There are a handful of comic books that make an undeniable case for the medium as true literature. Marjane Satrapi’s Persepolis is one; a case can be made that Alan Moore and Dave Gibbons’ Watchmen is another. Right at the top of the heap is Art Spiegelman’s landmark 1991 graphic novel, Maus. It tells the horrific story of Spiegelman’s father’s experiences as Polish Jew in Nazi-occupied Europe. Spiegelman’s cartoon animal drawings coupled with its strong depiction of atrocities makes it the classic it is. And who better than Speigelman, then, to write the foreword for Marvel Comics’ Golden Age compendium? But Marvel refused to publish his essay due to the inclusion of a jab at Donald Trump.
Spiegelman told UK’s The Guardian (we saw via Mashable) that his initial essay had a brief dig at Trump (referring to him as “Orange Skull,” akin to Captain America villain Red Skull). According to Spiegelman, he was told Marvel Comics “is not allowing its publications to take a political stance.” Rather than remove the line, Spiegelman withdrew his essay and instead published it in full on The Guardian‘s website.
The passage with the Orange Skull line reads as follows:
Auschwitz and Hiroshima make more sense as dark comic book cataclysms than as events in our real world.

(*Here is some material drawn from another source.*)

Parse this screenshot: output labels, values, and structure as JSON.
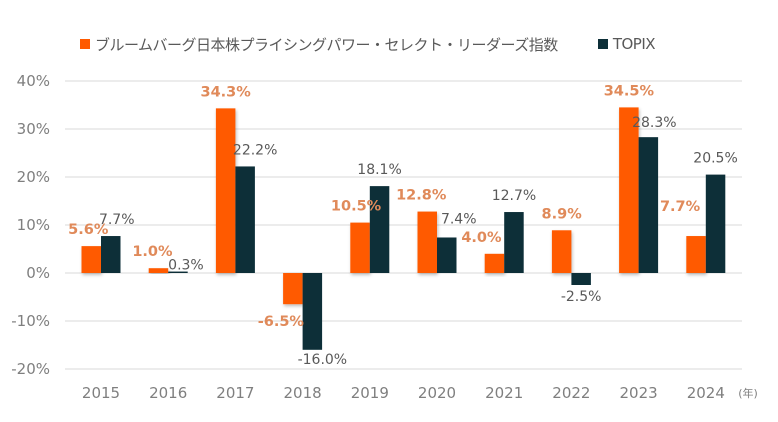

In today’s all too real world, Captain America’s most nefarious villain, the Red Skull, is alive on screen and an Orange Skull haunts America. International fascism again looms large (how quickly we humans forget – study these golden age comics hard, boys and girls!) and the dislocations that have followed the global economic meltdown of 2008 helped bring us to a point where the planet itself seems likely to melt down. Armageddon seems somehow plausible and we’re all turned into helpless children scared of forces grander than we can imagine, looking for respite and answers in superheroes flying across screens in our chapel of dreams.
For a volume entitled Marvel: The Golden Age 1939-1949, having the Pulitzer Prize-winning creator of Maus write the foreword seemed an absolute coup. Spiegelman talks in the essay about how relevant these 80-year-old comics are again, given the political and social landscape of 2019. You might think a single line with a joke about a sitting president isn’t much to remove, but Spiegelman’s entire point, and the entire point of Maus, is how quickly seemingly civilized societies can fall when they don’t heed the warning signs.
Captain America Comics #1
Art is political. Captain America punched Hitler on a cover the same way as the mice in Maus struggled under cat Hitler’s tyranny. To decree that none of this art can “take a political stance” is a slippery slope toward censorship. We should also note, as per a recent LA Magazine piece, Marvel Entertainment’s billionaire chairman Ike Perlmutter is a longtime Trump ally and one of his biggest donors.